Yeah he is here but I can't let him know I am until he has like 30 min worth of drinks. so when he see me he isn't like "omg ew,NO!"
I have so much to learn from you, wise slut
Almost peed between 2 cars...till I realized that it's daytime and I'm sober.
It's a special occasion. Hence the 151.
Drunk enough that you donated $50 to taco bell, because they serve a great purpose.
I told him i turn boys gay hoping that would scare him off. Finally i found a way to take advantage of my disability.
Fuckin wine wasted last night. Found my pants in the toilet this morning.
I can't.
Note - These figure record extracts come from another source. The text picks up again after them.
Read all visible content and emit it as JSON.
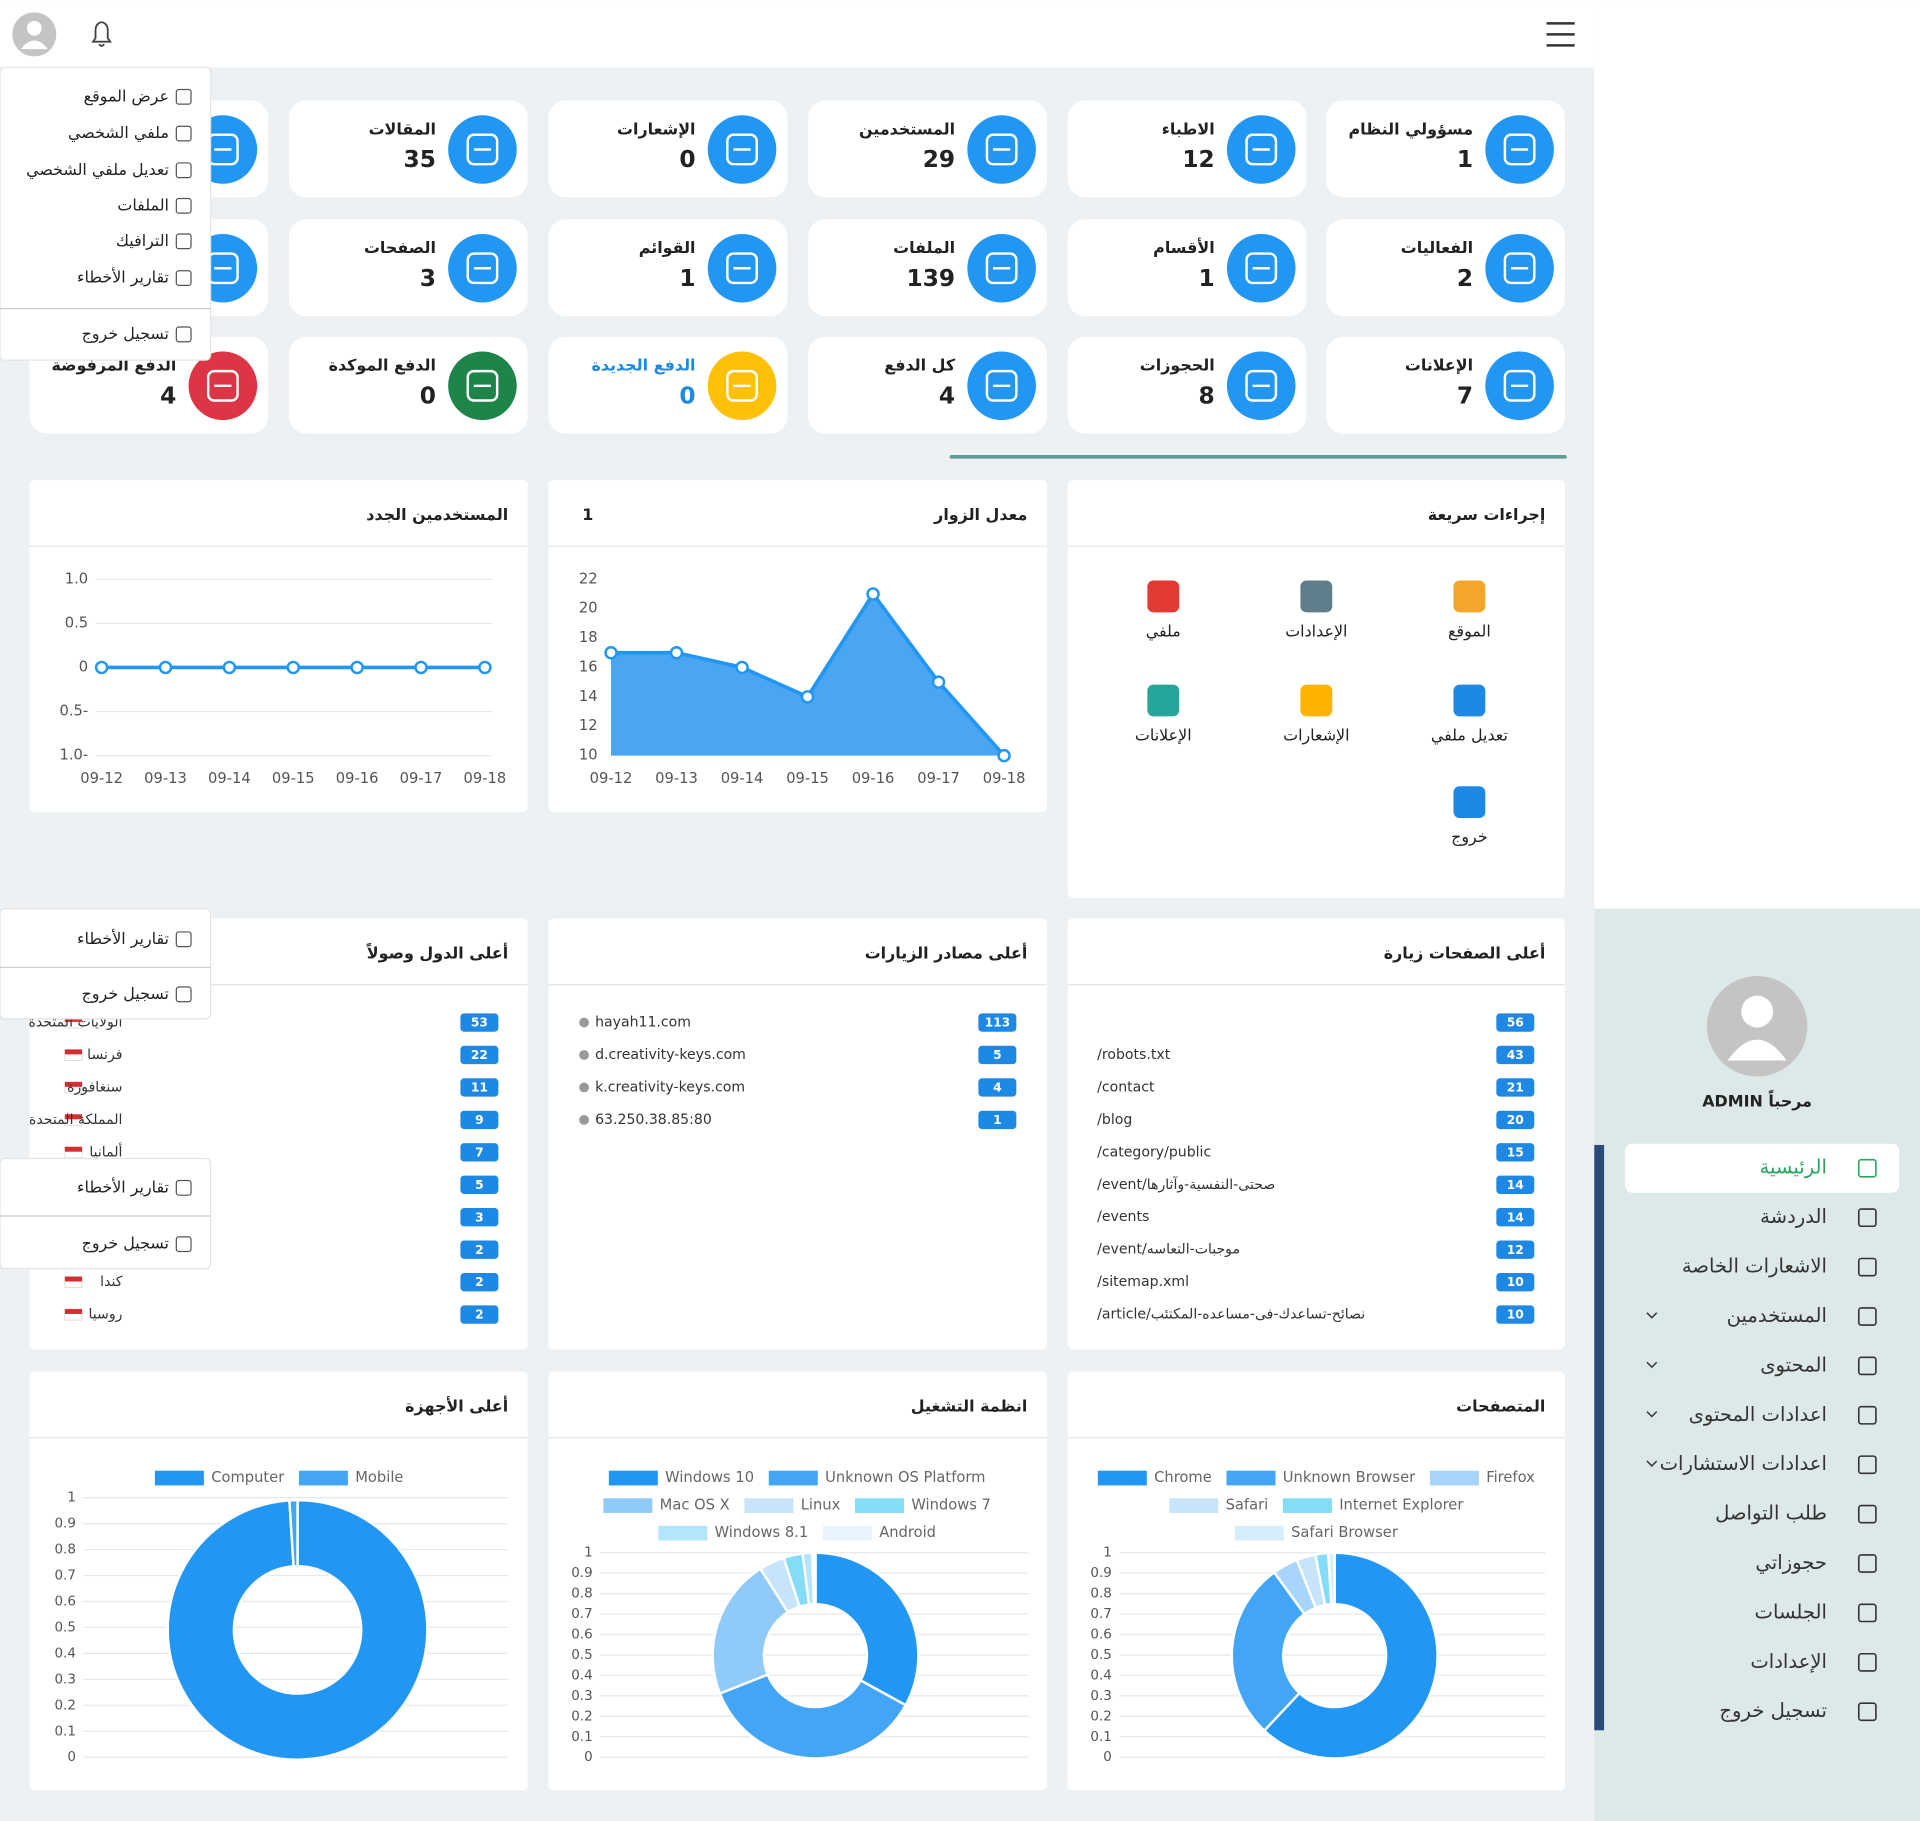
{
  "user_menu": {
    "items": [
      "عرض الموقع",
      "ملفي الشخصي",
      "تعديل ملفي الشخصي",
      "الملفات",
      "الترافيك",
      "تقارير الأخطاء"
    ],
    "logout": "تسجيل خروج"
  },
  "user_menu_fragments": [
    {
      "items": [
        "تقارير الأخطاء"
      ],
      "logout": "تسجيل خروج"
    },
    {
      "items": [
        "تقارير الأخطاء"
      ],
      "logout": "تسجيل خروج"
    }
  ],
  "stat_cards": [
    {
      "label": "مسؤولي النظام",
      "value": 1,
      "color": "#2196f3"
    },
    {
      "label": "الاطباء",
      "value": 12,
      "color": "#2196f3"
    },
    {
      "label": "المستخدمين",
      "value": 29,
      "color": "#2196f3"
    },
    {
      "label": "الإشعارات",
      "value": 0,
      "color": "#2196f3"
    },
    {
      "label": "المقالات",
      "value": 35,
      "color": "#2196f3"
    },
    {
      "label": null,
      "value": null,
      "color": "#2196f3"
    },
    {
      "label": "الفعاليات",
      "value": 2,
      "color": "#2196f3"
    },
    {
      "label": "الأقسام",
      "value": 1,
      "color": "#2196f3"
    },
    {
      "label": "الملفات",
      "value": 139,
      "color": "#2196f3"
    },
    {
      "label": "القوائم",
      "value": 1,
      "color": "#2196f3"
    },
    {
      "label": "الصفحات",
      "value": 3,
      "color": "#2196f3"
    },
    {
      "label": null,
      "value": null,
      "color": "#2196f3"
    },
    {
      "label": "الإعلانات",
      "value": 7,
      "color": "#2196f3"
    },
    {
      "label": "الحجوزات",
      "value": 8,
      "color": "#2196f3"
    },
    {
      "label": "كل الدفع",
      "value": 4,
      "color": "#2196f3"
    },
    {
      "label": "الدفع الجديدة",
      "value": 0,
      "color": "#ffc107",
      "text_color": "#1e88e5"
    },
    {
      "label": "الدفع الموكدة",
      "value": 0,
      "color": "#1e8449"
    },
    {
      "label": "الدفع المرفوضة",
      "value": 4,
      "color": "#dc3545"
    }
  ],
  "chart_data": [
    {
      "type": "line",
      "title": "المستخدمين الجدد",
      "categories": [
        "09-12",
        "09-13",
        "09-14",
        "09-15",
        "09-16",
        "09-17",
        "09-18"
      ],
      "values": [
        0,
        0,
        0,
        0,
        0,
        0,
        0
      ],
      "color": "#2196f3",
      "ylim": [
        -1,
        1
      ],
      "yticks": [
        {
          "value": 1,
          "label": "1.0"
        },
        0.5,
        0,
        {
          "value": -0.5,
          "label": "0.5-"
        },
        {
          "value": -1,
          "label": "1.0-"
        }
      ],
      "grid": true
    },
    {
      "type": "area",
      "title": "معدل الزوار",
      "subtitle": "1",
      "categories": [
        "09-12",
        "09-13",
        "09-14",
        "09-15",
        "09-16",
        "09-17",
        "09-18"
      ],
      "values": [
        17,
        17,
        16,
        14,
        21,
        15,
        10
      ],
      "color": "#2196f3",
      "ylim": [
        10,
        22
      ],
      "yticks": [
        10,
        12,
        14,
        16,
        18,
        20,
        22
      ],
      "grid": false
    },
    {
      "type": "doughnut",
      "title": "أعلى الأجهزة",
      "categories": [
        "Computer",
        "Mobile"
      ],
      "values": [
        99,
        1
      ],
      "colors": [
        "#2196f3",
        "#42a5f5"
      ],
      "ylim": [
        0,
        1
      ],
      "yticks": [
        0,
        0.1,
        0.2,
        0.3,
        0.4,
        0.5,
        0.6,
        0.7,
        0.8,
        0.9,
        1
      ],
      "grid": true
    },
    {
      "type": "doughnut",
      "title": "انظمة التشغيل",
      "categories": [
        "Windows 10",
        "Unknown OS Platform",
        "Mac OS X",
        "Linux",
        "Windows 7",
        "Windows 8.1",
        "Android"
      ],
      "values": [
        33,
        36,
        22,
        4,
        3,
        1.5,
        0.5
      ],
      "colors": [
        "#2196f3",
        "#42a5f5",
        "#90caf9",
        "#c8e4fb",
        "#84dcf7",
        "#b3e5fc",
        "#e8f4fd"
      ],
      "ylim": [
        0,
        1
      ],
      "yticks": [
        0,
        0.1,
        0.2,
        0.3,
        0.4,
        0.5,
        0.6,
        0.7,
        0.8,
        0.9,
        1
      ],
      "grid": true
    },
    {
      "type": "doughnut",
      "title": "المتصفحات",
      "categories": [
        "Chrome",
        "Unknown Browser",
        "Firefox",
        "Safari",
        "Internet Explorer",
        "Safari Browser"
      ],
      "values": [
        62,
        28,
        4,
        3,
        2,
        1
      ],
      "colors": [
        "#2196f3",
        "#42a5f5",
        "#a6d4fa",
        "#c8e4fb",
        "#84dcf7",
        "#d6eefc"
      ],
      "ylim": [
        0,
        1
      ],
      "yticks": [
        0,
        0.1,
        0.2,
        0.3,
        0.4,
        0.5,
        0.6,
        0.7,
        0.8,
        0.9,
        1
      ],
      "grid": true
    }
  ],
  "quick_actions": {
    "title": "إجراءات سريعة",
    "items": [
      "الموقع",
      "الإعدادات",
      "ملفي",
      "تعديل ملفي",
      "الإشعارات",
      "الإعلانات",
      "خروج"
    ]
  },
  "top_countries": {
    "title": "أعلى الدول وصولاً",
    "rows": [
      {
        "name": "الولايات المتحدة",
        "count": 53
      },
      {
        "name": "فرنسا",
        "count": 22
      },
      {
        "name": "سنغافورة",
        "count": 11
      },
      {
        "name": "المملكة المتحدة",
        "count": 9
      },
      {
        "name": "ألمانيا",
        "count": 7
      },
      {
        "name": null,
        "count": 5
      },
      {
        "name": null,
        "count": 3
      },
      {
        "name": null,
        "count": 2
      },
      {
        "name": "كندا",
        "count": 2
      },
      {
        "name": "روسيا",
        "count": 2
      }
    ]
  },
  "top_referrers": {
    "title": "أعلى مصادر الزيارات",
    "rows": [
      {
        "source": "hayah11.com",
        "count": 113
      },
      {
        "source": "d.creativity-keys.com",
        "count": 5
      },
      {
        "source": "k.creativity-keys.com",
        "count": 4
      },
      {
        "source": "63.250.38.85:80",
        "count": 1
      }
    ]
  },
  "top_pages": {
    "title": "أعلى الصفحات زيارة",
    "rows": [
      {
        "path": null,
        "count": 56
      },
      {
        "path": "/robots.txt",
        "count": 43
      },
      {
        "path": "/contact",
        "count": 21
      },
      {
        "path": "/blog",
        "count": 20
      },
      {
        "path": "/category/public",
        "count": 15
      },
      {
        "path": "/event/صحتى-النفسية-وآثارها",
        "count": 14
      },
      {
        "path": "/events",
        "count": 14
      },
      {
        "path": "/event/موجبات-التعاسه",
        "count": 12
      },
      {
        "path": "/sitemap.xml",
        "count": 10
      },
      {
        "path": "/article/نصائح-تساعدك-فى-مساعده-المكتئب",
        "count": 10
      }
    ]
  },
  "sidebar": {
    "greeting": "مرحباً ADMIN",
    "items": [
      {
        "label": "الرئيسية",
        "active": true
      },
      {
        "label": "الدردشة"
      },
      {
        "label": "الاشعارات الخاصة"
      },
      {
        "label": "المستخدمين",
        "submenu": true
      },
      {
        "label": "المحتوى",
        "submenu": true
      },
      {
        "label": "اعدادات المحتوى",
        "submenu": true
      },
      {
        "label": "اعدادات الاستشارات",
        "submenu": true
      },
      {
        "label": "طلب التواصل"
      },
      {
        "label": "حجوزاتي"
      },
      {
        "label": "الجلسات"
      },
      {
        "label": "الإعدادات"
      },
      {
        "label": "تسجيل خروج"
      }
    ]
  }
}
Currently naked covered in Nair trying desperately to catch his cat that rubbed up on my leg.
I hate that cat.
I'LL COME GET YOU. GOTTA FIND A SUIT THAT COVERS TIT BRUISES FIRST.
I'm sorry that throwing up fish and Jamaican Rum in the back of your dad's car ruined our friendship
I'm tripping pretty hard right now but every time a Volvo drives by I feel like everything is gonna be alright
I'm gonna write a book. Almost Awesome: all the times I ALMOST got laid.
I'm pretty sure the guy on the dance floor with crutches just smacked me in the butt with one. Do you think he's flirting?
THERE ARE NO EMOJIS TO SHOW MY SEXUAL FRUSTRATION
Just to let you know we went to the circus yesterday...in case you didn't remember
so I just realized.. of my 70k student loan debt, most of it went toward bar tabs, eightballs, and sweet-ass ties to wear to gamedays and other people's weddings. I think about shit like this while I'm at my mid-level management position. you know. "working."
Look upon your future, America, and despair.